A poignard in the breast of the tyrant

[Below is a letter to Dr. Samuel Brown written on July 14, 1813, regarding the remedy for tyranny:]

I shall set great store by the Capsicum, if it is hardy enough for our climate, the species we have heretofore tried being too tender. The Galvance, too, will be particularly attended to, as it appears very different from what we cultivate by that name. I have so many grandchildren and others who might be endangered by the poison plant, that I think the risk overbalances the curiosity of trying it.
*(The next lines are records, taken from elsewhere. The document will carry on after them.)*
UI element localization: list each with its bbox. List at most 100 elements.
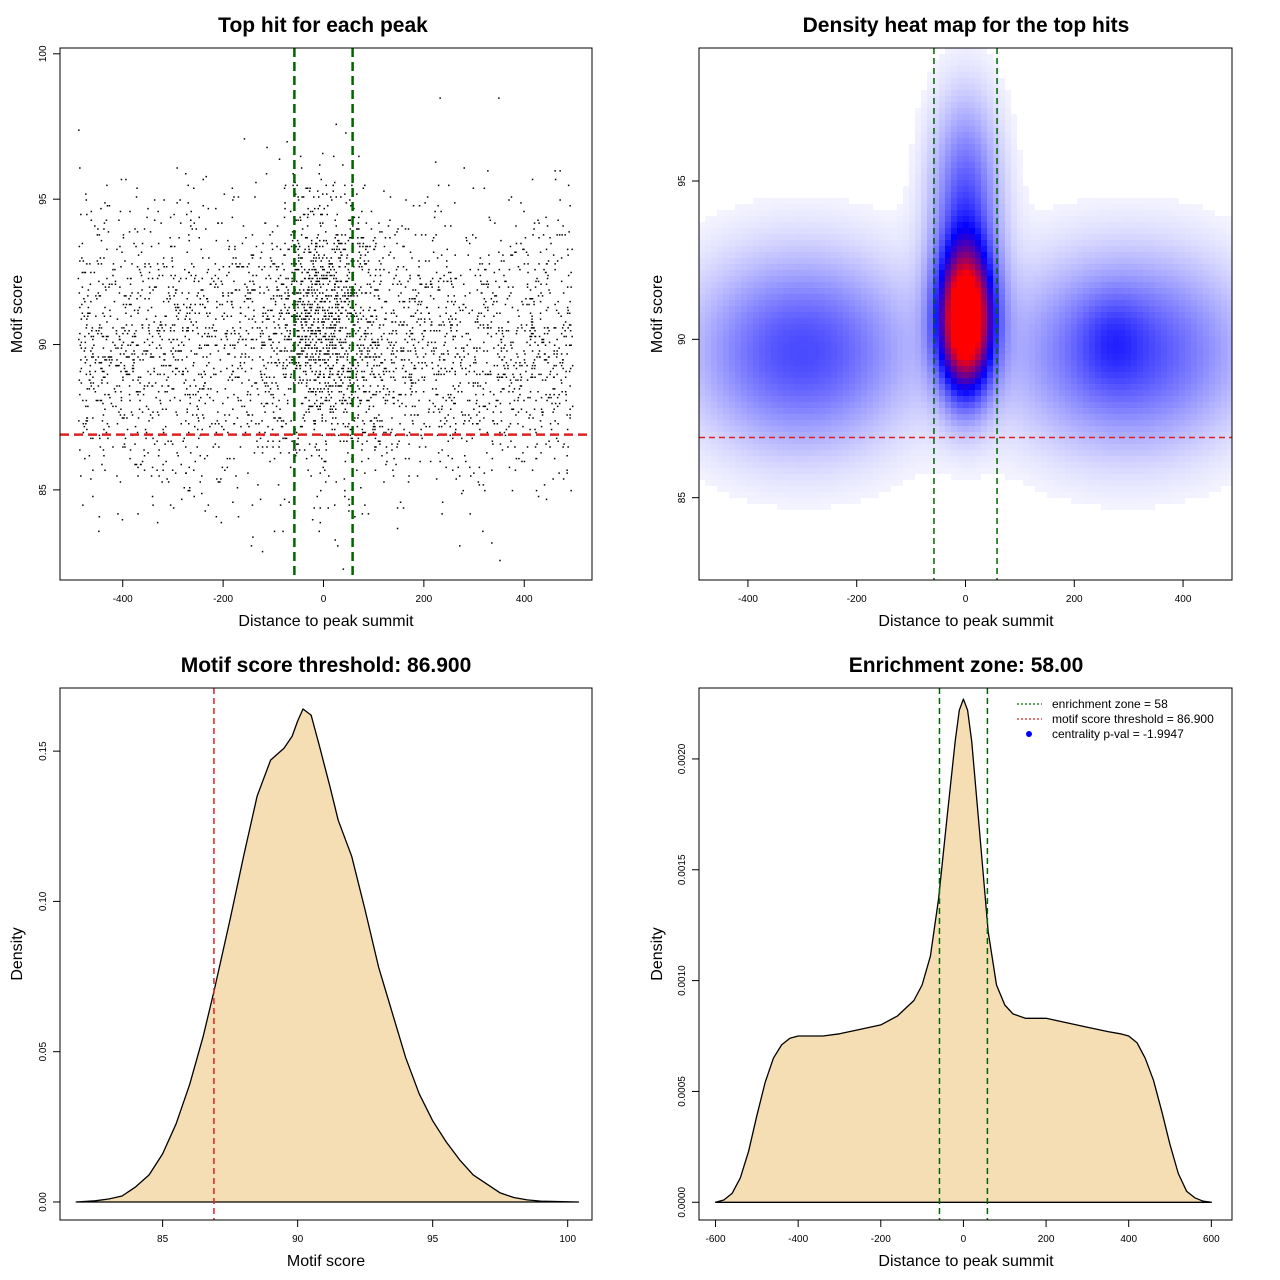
heatmap-cell <box>1059 432 1065 438</box>
heatmap-cell <box>963 192 969 198</box>
heatmap-cell <box>921 246 927 252</box>
heatmap-cell <box>753 330 759 336</box>
heatmap-cell <box>981 390 987 396</box>
heatmap-cell <box>753 360 759 366</box>
heatmap-cell <box>711 414 717 420</box>
heatmap-cell <box>933 150 939 156</box>
heatmap-cell <box>825 342 831 348</box>
heatmap-cell <box>1227 324 1232 330</box>
heatmap-cell <box>1173 222 1179 228</box>
heatmap-cell <box>795 234 801 240</box>
heatmap-cell <box>1071 324 1077 330</box>
heatmap-cell <box>801 384 807 390</box>
heatmap-cell <box>771 312 777 318</box>
heatmap-cell <box>1149 342 1155 348</box>
heatmap-cell <box>1119 504 1125 510</box>
heatmap-cell <box>969 132 975 138</box>
score-density-y-label: Density <box>9 927 26 980</box>
heatmap-cell <box>1023 408 1029 414</box>
heatmap-cell <box>897 264 903 270</box>
heatmap-cell <box>1161 198 1167 204</box>
heatmap-cell <box>753 204 759 210</box>
heatmap-cell <box>1221 222 1227 228</box>
heatmap-cell <box>945 300 951 306</box>
heatmap-cell <box>1113 486 1119 492</box>
heatmap-cell <box>939 60 945 66</box>
heatmap-cell <box>1071 252 1077 258</box>
heatmap-cell <box>1107 312 1113 318</box>
heatmap-cell <box>1077 480 1083 486</box>
heatmap-cell <box>771 336 777 342</box>
heatmap-cell <box>1137 366 1143 372</box>
heatmap-cell <box>945 102 951 108</box>
heatmap-cell <box>939 222 945 228</box>
heatmap-cell <box>837 216 843 222</box>
heatmap-cell <box>1119 426 1125 432</box>
heatmap-cell <box>975 342 981 348</box>
heatmap-cell <box>729 450 735 456</box>
heatmap-cell <box>999 336 1005 342</box>
heatmap-cell <box>1113 378 1119 384</box>
heatmap-cell <box>855 420 861 426</box>
heatmap-cell <box>1071 462 1077 468</box>
heatmap-cell <box>747 330 753 336</box>
heatmap-cell <box>783 324 789 330</box>
heatmap-cell <box>1059 246 1065 252</box>
heatmap-cell <box>777 336 783 342</box>
heatmap-cell <box>951 396 957 402</box>
heatmap-cell <box>813 336 819 342</box>
heatmap-cell <box>1155 438 1161 444</box>
heatmap-cell <box>915 120 921 126</box>
heatmap-cell <box>711 354 717 360</box>
heatmap-cell <box>759 408 765 414</box>
heatmap-cell <box>747 444 753 450</box>
heatmap-cell <box>1125 420 1131 426</box>
heatmap-cell <box>939 198 945 204</box>
heatmap-cell <box>975 78 981 84</box>
heatmap-cell <box>729 372 735 378</box>
heatmap-cell <box>861 420 867 426</box>
heatmap-cell <box>1005 162 1011 168</box>
heatmap-cell <box>921 414 927 420</box>
heatmap-cell <box>957 132 963 138</box>
heatmap-cell <box>759 300 765 306</box>
heatmap-cell <box>915 198 921 204</box>
heatmap-cell <box>1011 360 1017 366</box>
heatmap-cell <box>957 414 963 420</box>
heatmap-cell <box>1089 222 1095 228</box>
heatmap-cell <box>1185 264 1191 270</box>
heatmap-cell <box>1191 324 1197 330</box>
heatmap-cell <box>813 456 819 462</box>
heatmap-cell <box>765 318 771 324</box>
heatmap-cell <box>999 228 1005 234</box>
heatmap-cell <box>1029 234 1035 240</box>
heatmap-cell <box>1077 312 1083 318</box>
heatmap-cell <box>1065 216 1071 222</box>
heatmap-cell <box>903 354 909 360</box>
heatmap-cell <box>723 318 729 324</box>
heatmap-cell <box>747 402 753 408</box>
heatmap-cell <box>1107 432 1113 438</box>
heatmap-cell <box>939 468 945 474</box>
heatmap-cell <box>789 402 795 408</box>
heatmap-cell <box>699 468 705 474</box>
heatmap-cell <box>897 210 903 216</box>
scatter-x-tick-label: 200 <box>416 594 433 605</box>
heatmap-cell <box>837 252 843 258</box>
heatmap-cell <box>1029 276 1035 282</box>
heatmap-cell <box>885 306 891 312</box>
heatmap-cell <box>1155 474 1161 480</box>
heatmap-cell <box>795 420 801 426</box>
heatmap-cell <box>927 456 933 462</box>
heatmap-cell <box>807 426 813 432</box>
heatmap-cell <box>783 300 789 306</box>
heatmap-cell <box>1089 390 1095 396</box>
heatmap-cell <box>1047 210 1053 216</box>
heatmap-cell <box>957 306 963 312</box>
heatmap-cell <box>1095 300 1101 306</box>
heatmap-cell <box>1125 498 1131 504</box>
heatmap-cell <box>951 312 957 318</box>
heatmap-cell <box>855 360 861 366</box>
heatmap-cell <box>1119 276 1125 282</box>
heatmap-cell <box>1089 474 1095 480</box>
The most elegant thing of that kind known is a preparation of the Jamestown weed, Datura-Stramonium, invented by the French in the time of Robespierre. Every man of firmness carried it constantly in his pocket to anticipate the Guillotine. It brings on the sleep of death as quietly as fatigue does the ordinary sleep, without the least struggle or motion. Condorcet, who had recourse to it, was found lifeless on his bed a few minutes after his landlady had left him there, and even the slipper which she had observed half suspended on his foot, was not shaken off. It seems far preferable to the Venesection of the Romans, the Hemlock of the Greeks, and the Opium of the Turks.
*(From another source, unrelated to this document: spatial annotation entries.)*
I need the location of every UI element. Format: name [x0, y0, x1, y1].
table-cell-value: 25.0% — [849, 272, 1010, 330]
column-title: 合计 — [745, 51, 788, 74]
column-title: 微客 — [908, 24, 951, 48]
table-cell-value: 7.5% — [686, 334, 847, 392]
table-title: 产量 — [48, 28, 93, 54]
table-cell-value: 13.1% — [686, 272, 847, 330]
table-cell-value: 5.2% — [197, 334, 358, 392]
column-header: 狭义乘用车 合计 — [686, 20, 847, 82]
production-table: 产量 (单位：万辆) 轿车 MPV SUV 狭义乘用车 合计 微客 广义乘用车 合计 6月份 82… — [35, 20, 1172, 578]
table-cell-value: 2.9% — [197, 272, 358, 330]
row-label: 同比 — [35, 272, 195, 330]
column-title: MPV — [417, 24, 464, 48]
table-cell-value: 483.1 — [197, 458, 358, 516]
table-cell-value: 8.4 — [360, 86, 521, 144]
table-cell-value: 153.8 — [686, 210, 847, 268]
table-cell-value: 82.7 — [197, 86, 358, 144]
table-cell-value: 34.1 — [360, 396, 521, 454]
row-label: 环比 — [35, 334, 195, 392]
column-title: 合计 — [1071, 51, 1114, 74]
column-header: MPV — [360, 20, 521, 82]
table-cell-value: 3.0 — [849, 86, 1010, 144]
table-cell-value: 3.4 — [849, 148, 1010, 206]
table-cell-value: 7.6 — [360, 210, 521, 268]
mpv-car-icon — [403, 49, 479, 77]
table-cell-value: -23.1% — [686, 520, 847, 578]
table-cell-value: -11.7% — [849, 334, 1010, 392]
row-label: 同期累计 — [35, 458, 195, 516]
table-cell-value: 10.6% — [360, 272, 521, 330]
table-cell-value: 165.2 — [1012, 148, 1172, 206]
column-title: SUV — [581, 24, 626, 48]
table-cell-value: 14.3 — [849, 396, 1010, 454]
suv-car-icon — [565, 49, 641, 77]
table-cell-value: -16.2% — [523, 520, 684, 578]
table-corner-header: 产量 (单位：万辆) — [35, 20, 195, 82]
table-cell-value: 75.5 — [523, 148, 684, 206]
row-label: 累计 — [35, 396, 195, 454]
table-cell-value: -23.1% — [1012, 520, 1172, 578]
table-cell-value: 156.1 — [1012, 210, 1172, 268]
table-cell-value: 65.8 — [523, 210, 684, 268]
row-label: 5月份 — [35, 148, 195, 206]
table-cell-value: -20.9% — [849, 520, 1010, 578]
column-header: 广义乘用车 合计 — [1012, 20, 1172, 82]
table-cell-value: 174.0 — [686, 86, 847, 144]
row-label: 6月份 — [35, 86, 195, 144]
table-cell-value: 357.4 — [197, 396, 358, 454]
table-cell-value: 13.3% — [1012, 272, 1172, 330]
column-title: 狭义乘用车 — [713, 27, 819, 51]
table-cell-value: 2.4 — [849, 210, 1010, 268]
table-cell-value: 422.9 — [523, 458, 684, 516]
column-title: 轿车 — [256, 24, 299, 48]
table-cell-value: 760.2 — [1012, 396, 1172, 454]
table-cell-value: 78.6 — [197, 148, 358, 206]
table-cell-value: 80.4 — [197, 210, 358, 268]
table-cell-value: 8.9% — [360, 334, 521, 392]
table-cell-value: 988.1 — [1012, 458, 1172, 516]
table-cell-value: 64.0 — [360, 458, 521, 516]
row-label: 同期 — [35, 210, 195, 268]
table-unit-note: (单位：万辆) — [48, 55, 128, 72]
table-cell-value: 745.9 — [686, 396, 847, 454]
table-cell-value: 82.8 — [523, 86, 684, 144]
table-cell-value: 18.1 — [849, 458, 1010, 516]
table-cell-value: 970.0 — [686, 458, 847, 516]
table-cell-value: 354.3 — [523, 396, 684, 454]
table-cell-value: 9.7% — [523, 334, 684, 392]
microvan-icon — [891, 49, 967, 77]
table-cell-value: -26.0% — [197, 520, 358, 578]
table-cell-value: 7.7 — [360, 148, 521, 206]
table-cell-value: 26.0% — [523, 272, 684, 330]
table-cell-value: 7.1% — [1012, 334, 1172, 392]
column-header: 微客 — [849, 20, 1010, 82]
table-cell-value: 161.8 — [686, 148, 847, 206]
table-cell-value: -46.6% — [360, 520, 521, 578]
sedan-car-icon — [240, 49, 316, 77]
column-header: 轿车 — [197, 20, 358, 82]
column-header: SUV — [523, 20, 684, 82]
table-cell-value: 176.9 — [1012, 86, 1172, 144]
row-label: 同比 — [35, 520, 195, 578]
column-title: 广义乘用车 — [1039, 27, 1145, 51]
I have never been able to learn what the preparation is, other than a strong concentration of its lethiferous principle. Could such a medicament be restrained to self-administration, it ought not to be kept secret. There are ills in life as desperate as intolerable, to which it would be the rational relief, e. g. the inveterate cancer. As a relief from tyranny indeed, for which the Romans recurred to it in the times of the emperors, it has been a wonder to me that they did not consider a poignard in the breast of the tyrant as a better remedy.